Brief Bio

Alison Duxbury is a Professor at Melbourne Law School and an Associate Director of the Asia Pacific Centre for Military Law. She is a member of the International Advisory Commission of the Commonwealth Human Rights Initiative and the Board of Directors of the International Society for Military Law. Alison holds BA/LLB (Hons) and PhD degrees from the University of Melbourne, and an LLM from the University of Cambridge, where she was a Pegasus Cambridge Commonwealth Scholar. Prior to joining Melbourne Law School, Alison worked at Blake Dawson Waldron (now Ashurst), the London office of Clifford Chance and Monash University. She is a former Associate Dean of Melbourne’s JD degree.

Alison’s major teaching and research interests are in the fields of international law, international institutional law, human rights law and public law.
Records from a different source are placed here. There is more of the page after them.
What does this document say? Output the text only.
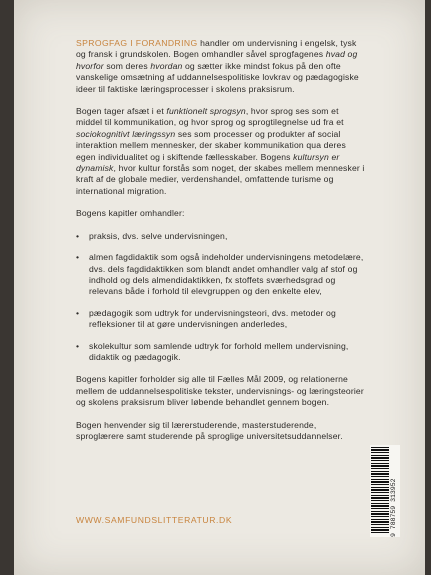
SPROGFAG I FORANDRING handler om undervisning i engelsk, tysk og fransk i grundskolen. Bogen omhandler såvel sprogfagenes hvad og hvorfor som deres hvordan og sætter ikke mindst fokus på den ofte vanskelige omsætning af uddannelsespolitiske lovkrav og pædagogiske ideer til faktiske læringsprocesser i skolens praksisrum.

Bogen tager afsæt i et funktionelt sprogsyn, hvor sprog ses som et middel til kommunikation, og hvor sprog og sprogtilegnelse ud fra et sociokognitivt læringssyn ses som processer og produkter af social interaktion mellem mennesker, der skaber kommunikation qua deres egen individualitet og i skiftende fællesskaber. Bogens kultursyn er dynamisk, hvor kultur forstås som noget, der skabes mellem mennesker i kraft af de globale medier, verdenshandel, omfattende turisme og international migration.

Bogens kapitler omhandler:

• praksis, dvs. selve undervisningen,
• almen fagdidaktik som også indeholder undervisningens metodelære, dvs. dels fagdidaktikken som blandt andet omhandler valg af stof og indhold og dels almendidaktikken, fx stoffets sværhedsgrad og relevans både i forhold til elevgruppen og den enkelte elev,
• pædagogik som udtryk for undervisningsteori, dvs. metoder og refleksioner til at gøre undervisningen anderledes,
• skolekultur som samlende udtryk for forhold mellem undervisning, didaktik og pædagogik.

Bogens kapitler forholder sig alle til Fælles Mål 2009, og relationerne mellem de uddannelsespolitiske tekster, undervisnings- og læringsteorier og skolens praksisrum bliver løbende behandlet gennem bogen.

Bogen henvender sig til lærerstuderende, masterstuderende, sproglærere samt studerende på sproglige universitetsuddannelser.

WWW.SAMFUNDSLITTERATUR.DK	9 788759 313952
Her publications include The Participation of States in International Organisations: The Role of Human Rights and Democracy (Cambridge, 2011) and a co-edited book, Military Justice in the Modern Age (Cambridge, 2016). She is currently a member of the ASEAN Integration through Law Project, coordinated through the National University of Singapore, and is working on a book on ASEAN and human rights with Dr Tan Hsien-Li.

Alison has undertaken advice work in the areas of international law and human rights law. She has been a Visiting Fellow at the Lauterpacht Centre for International Law in Cambridge, the Centre for Comparative and Public Law at the University of Hong Kong, the Oxford Institute for Ethics, Law and Armed Conflict and the Institute of Commonwealth Studies in London. She has also taught international humanitarian law and international institutions at the Centre for Transnational Legal Studies in London. Alison is the recipient of a Melbourne Teaching Citation (2011), the Barbara Falk award for Teaching Excellence (2012) and a National Citation for Outstanding Contributions to Student Learning (2012).